0,7 % du PNB dans l’UE
Dans l’UE, le soutien au producteur atteint « environ 20 % des recettes agricoles depuis 2010, légèrement au-dessus de la moyenne de l’OCDE », selon le rapport 2017 de l’organisation internationale sur les politiques dans ce secteur.
Les aides « potentiellement le plus porteuses de distorsions (basées sur la production et, sans contrepartie, sur les intrants) ont représenté 27 % » de ce soutien en 2014-2016, bien au-dessous de la moyenne de l’OCDE », tandis que « le soutien des prix de marché et la protection aux frontières ont décliné dans le temps ».
En moyenne, sur cette période, « les prix reçus par les agriculteurs étaient supérieurs de 5 % à ceux sur le marché mondial ». « Les prix intérieurs du riz, du bœuf et du veau, de la volaille étaient supérieurs de plus de 20 % aux prix mondiaux », le prix d’autres produits étant « pratiquement alignés sur les prix aux frontières ».

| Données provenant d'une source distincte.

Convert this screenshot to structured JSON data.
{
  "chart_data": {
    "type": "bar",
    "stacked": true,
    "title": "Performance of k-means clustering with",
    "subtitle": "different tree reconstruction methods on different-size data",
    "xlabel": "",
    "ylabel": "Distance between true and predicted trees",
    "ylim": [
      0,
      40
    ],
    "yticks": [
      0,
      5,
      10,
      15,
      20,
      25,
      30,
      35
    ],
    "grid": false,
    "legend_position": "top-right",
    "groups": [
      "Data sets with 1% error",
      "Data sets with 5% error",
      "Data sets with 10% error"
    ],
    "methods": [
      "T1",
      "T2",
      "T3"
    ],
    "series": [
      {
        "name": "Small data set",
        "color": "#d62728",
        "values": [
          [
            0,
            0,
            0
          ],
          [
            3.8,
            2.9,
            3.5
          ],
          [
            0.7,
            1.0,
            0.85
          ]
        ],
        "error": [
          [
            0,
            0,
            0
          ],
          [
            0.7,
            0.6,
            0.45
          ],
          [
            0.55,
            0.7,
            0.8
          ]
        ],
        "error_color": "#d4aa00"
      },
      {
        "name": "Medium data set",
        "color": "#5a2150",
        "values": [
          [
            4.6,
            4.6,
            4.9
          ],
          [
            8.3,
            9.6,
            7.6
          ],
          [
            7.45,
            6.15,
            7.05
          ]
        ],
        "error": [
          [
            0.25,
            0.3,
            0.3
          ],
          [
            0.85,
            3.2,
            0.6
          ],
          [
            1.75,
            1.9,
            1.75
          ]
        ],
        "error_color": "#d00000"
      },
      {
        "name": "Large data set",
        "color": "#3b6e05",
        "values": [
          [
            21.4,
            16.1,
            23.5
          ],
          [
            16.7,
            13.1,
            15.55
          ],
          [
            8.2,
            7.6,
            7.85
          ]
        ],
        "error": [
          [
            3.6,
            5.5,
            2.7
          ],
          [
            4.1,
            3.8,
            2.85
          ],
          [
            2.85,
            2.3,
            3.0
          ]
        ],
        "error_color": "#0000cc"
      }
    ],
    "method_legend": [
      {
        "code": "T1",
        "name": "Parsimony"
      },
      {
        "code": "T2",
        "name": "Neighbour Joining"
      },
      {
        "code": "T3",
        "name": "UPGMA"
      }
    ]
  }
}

Les dépenses dans l’UE pour les services d’intérêt général « équivalaient à 5 % de la valeur ajoutée agricole » en 2014-2016, et étaient principalement consacrées aux « investissements dans le savoir et les infrastructures ».
Finalement, le soutien total au secteur agricole de l’Union, « qui était de 2,6 % au produit intérieur brut en 1986-1988, a baissé à 0,7 % en 2014-2016 ». Et « plus de 85 % de ce soutien a été octroyé aux producteurs individuels ».
Par ailleurs, l’OCDE estime qu’une « révision complète de toutes les mesures affectant la performance environnementale du secteur agricole dans l’UE, parallèlement à une évaluation des conditions environnementales locales, aiderait à assurer la cohérence des mesures de soutien du 1er pilier de la Pac (paiements directs) et des mesures volontaires de soutien agri-environnementales du 2e pilier (développement rural) ».